5. Real-world data¶
The previous section illustrated how simple data preprocessing and supervised learning techniques can be used to design a baseline fraud detection system. The presented results relied on reproducible, but simulated data. Let us now apply the exact same methodology with real-world transaction data. Due to confidentiality reasons, the data used in this section cannot be shared. While the results presented in this section cannot be reproduced, they however provide insights into the performances that would be obtained in a real-world setting.
The dataset used was provided By Worldline, and is similar in nature to the datasets used in the publications referenced on our ResearchGate page - Joint collaboration: MLG ULB and Worldline.
5.1. Training and test sets¶
More specifically, our real-world data are e-commerce transactions for Belgium from 2018. The number of daily transactions is around 400000. The number of daily fraudulent transactions was around 1000, giving a ratio of fraudulent transactions of around 0.25%. The number of daily compromised cards was slightly above 300: each compromised card caused an average of 3 fraudulent transactions per day. Fig. 1 summarises these statistics on a daily basis for the period 2018-07-25 to 2018-08-14.
Fig. 1. Real-world transaction data. Number of transactions per day (/100), fraudulent transactions per day, and compromised cards per day. Period: 2018-07-25 to 2018-08-14.
5.2. Model training: Decision tree¶
We first trained a decision tree of depth two. The resulting tree is given in Fig. 2. It is worth noting that the fraud detection rules uncovered by the decision tree differ from the ones obtained on simulated data. The main fraud pattern uncovered by the tree (blue leaf at the bottom right) consists of transactions that occurred on a recently compromised terminal (
TERMINAL_ID_RISK_30DAY_WINDOW>0.075), and for which the customer had realized a large number of transactions in the previous 24 hours (
CUSTOMER_ID_NB_TX_1DAY_WINDOW>13.5). This rule actually relates to a common fraud behavior: Fraudsters usually try to carry out as many transactions as they can when they manage to compromise a credit card, thus increasing the number of transactions carried out in the last day.
Fig. 2. Decision tree of depth two, obtained using one week of real-world data.
5.3. Performances using standard prediction models¶
We then ran the same five training algorithms as in the previous section: Logistic regression, decision trees of depth two and unlimited depth, random forest, and XGBoost. The performance results on the test set are reported in Fig. 3.
Fig. 3. Fraud detection performances obtained with five standard machine learning algorithms on the test set.
The AUC ROC of all the models is higher than 0.5, meaning that they all perform better than a random classifier. For the three performance metrics, the worst model is the decision tree with unlimited depth (AUC ROC close to 0.5, meaning that it performs not much better than a random classifier). The best models are XGBoost and logistic regression, depending on which performance metric is chosen. For AUC ROC and AP, XGBoost provides the best performances. For CP@100, the best performance is provided by the logistic regression model.

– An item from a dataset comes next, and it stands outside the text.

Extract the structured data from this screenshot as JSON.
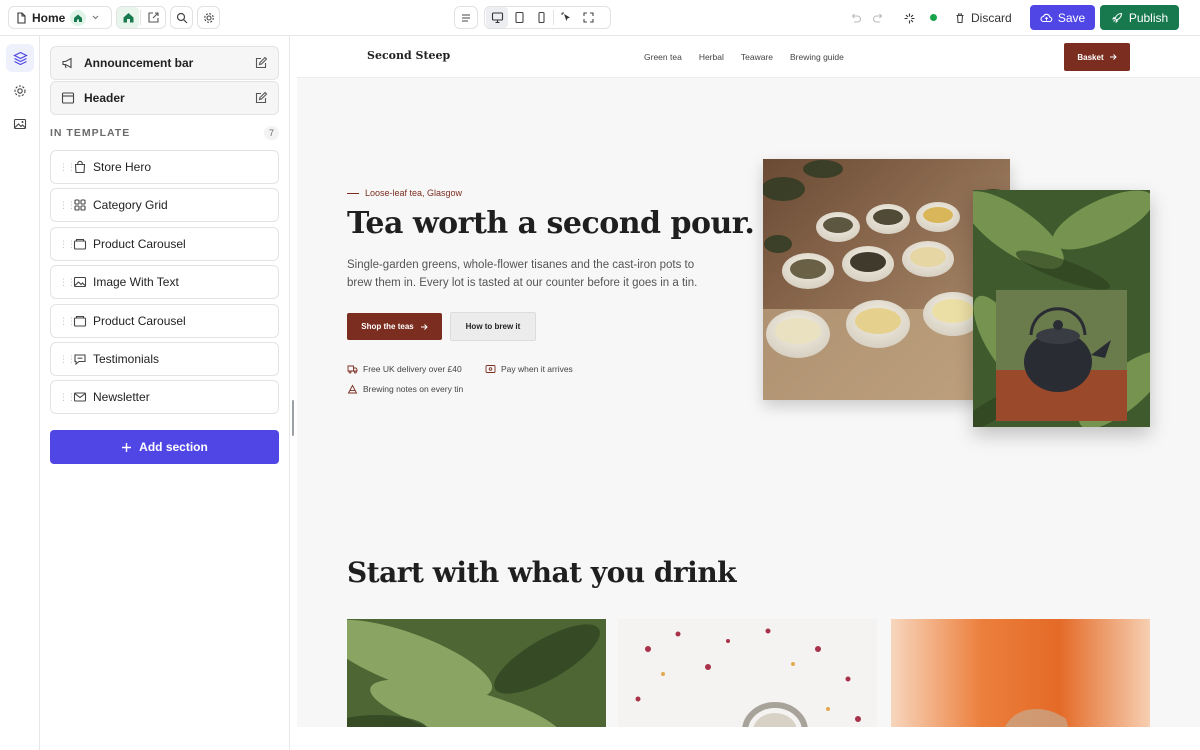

It must be noted that these results are preliminary, and only reflect performances obtained on a small subset of the data, without any tuning of the model parameters. Still, it is remarkable that the detection rates of these baseline models, in particular for XGBoost and logistic regression, are well above those of a random classifier. Recalling that the proportion of fraudulent transactions is only 0.25%, the card precision@100 of a random classifier should be around 0.0025 (that is, less than one compromised card detected per day). A simple logistic regression model boosts the CP@100 to 0.15, meaning that on average, this classifier allows correctly detecting, every day, 15 compromised cards out of the 100 most suspicious cards identified by the prediction model.
Besides the prediction performances on the test set, we also computed the prediction performances on the training set. They are reported in Fig. 4. It is worth noting that two models provide perfect predictions: The decision tree with unlimited depth, and the random forest (AUC ROC of 1). These results were also observed for the synthetic data (see previous section, Performances using standard prediction models), and reflect the overfitting phenomenon. The models the least sensitive to overfitting are the logistic regression model, and the decision tree with depth 2. It makes sense that the training metrics of tree-based models with unlimited depth (Random Forest, Decision Tree) achieve perfect detection because, during training, these models will split data recursively until obtention of pure leaves.
Fig. 4. Fraud detection performances obtained with five standard machine learning algorithms on the training set.
We finally report the execution times, for training and predictions, of these five predictions models. The results are presented in Fig. 5. It is worth noting that the execution times are much higher than with the simulated dataset. In particular, the random forest and XGBoost models were run using a server with 20 cores. Their training execution times are therefore close to 100 times longer than logistic regression. XGBoost also has an implementation optimized for GPU that could still speed up training by one order of magnitude.
Fig. 5. Execution times for the training and predictions of the five machine learning algorithms.